Some critics of the court have questioned why prosecutors pursued an arrest warrant for Netanyahu but not for Bashar al-Assad, the president of Syria, who is accused of atrocities. war against its own people. The short answer is that the court has no jurisdiction over Syria.

Although Israel is also not a member state of the ICC, the court’s authority in Gaza stems from Palestine being granted observer status at the United Nations in 2012, allowing it to become a state. member of the ICC and requested the court to investigate. situation in Gaza and the West Bank since June 2014.

This case will be one of the most serious tests the ICC faces in terms of its credibility and, more broadly, the principles on which it was founded.

For now, the most likely consequences will be political. The prosecutor’s role carries enough weight in some countries that his decisions can stigmatize those he accuses of crimes and put pressure on foreign allies.

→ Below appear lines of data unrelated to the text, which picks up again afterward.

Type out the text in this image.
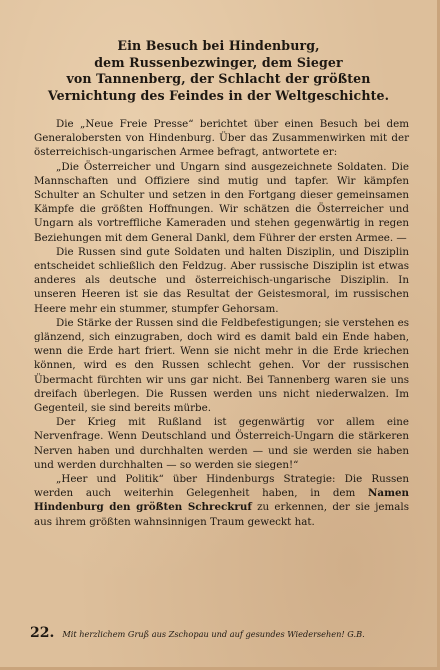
Ein Besuch bei Hindenburg,
dem Russenbezwinger, dem Sieger
von Tannenberg, der Schlacht der größten
Vernichtung des Feindes in der Weltgeschichte.

Die „Neue Freie Presse“ berichtet über einen Besuch bei dem Generalobersten von Hindenburg. Über das Zusammenwirken mit der österreichisch-ungarischen Armee befragt, antwortete er:

„Die Österreicher und Ungarn sind ausgezeichnete Soldaten. Die Mannschaften und Offiziere sind mutig und tapfer. Wir kämpfen Schulter an Schulter und setzen in den Fortgang dieser gemeinsamen Kämpfe die größten Hoffnungen. Wir schätzen die Österreicher und Ungarn als vortreffliche Kameraden und stehen gegenwärtig in regen Beziehungen mit dem General Dankl, dem Führer der ersten Armee. —

Die Russen sind gute Soldaten und halten Disziplin, und Disziplin entscheidet schließlich den Feldzug. Aber russische Disziplin ist etwas anderes als deutsche und österreichisch-ungarische Disziplin. In unseren Heeren ist sie das Resultat der Geistesmoral, im russischen Heere mehr ein stummer, stumpfer Gehorsam.

Die Stärke der Russen sind die Feldbefestigungen; sie verstehen es glänzend, sich einzugraben, doch wird es damit bald ein Ende haben, wenn die Erde hart friert. Wenn sie nicht mehr in die Erde kriechen können, wird es den Russen schlecht gehen. Vor der russischen Übermacht fürchten wir uns gar nicht. Bei Tannenberg waren sie uns dreifach überlegen. Die Russen werden uns nicht niederwalzen. Im Gegenteil, sie sind bereits mürbe.

Der Krieg mit Rußland ist gegenwärtig vor allem eine Nervenfrage. Wenn Deutschland und Österreich-Ungarn die stärkeren Nerven haben und durchhalten werden — und sie werden sie haben und werden durchhalten — so werden sie siegen!“

„Heer und Politik“ über Hindenburgs Strategie: Die Russen werden auch weiterhin Gelegenheit haben, in dem Namen Hindenburg den größten Schreckruf zu erkennen, der sie jemals aus ihrem größten wahnsinnigen Traum geweckt hat.

22. Mit herzlichem Gruß aus Zschopau und auf gesundes Wiedersehen! G.B.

But the political consequences of such discrimination are not always clear. There have been signs that the accusations have caused Israelis to rally around Netanyahu and Palestinians to rally around Hamas. In the short term, assurance requests may strengthen the parties’ commitment to their existing strategies, which may prolong rather than shorten the conflict. Long-term effects are more difficult to predict.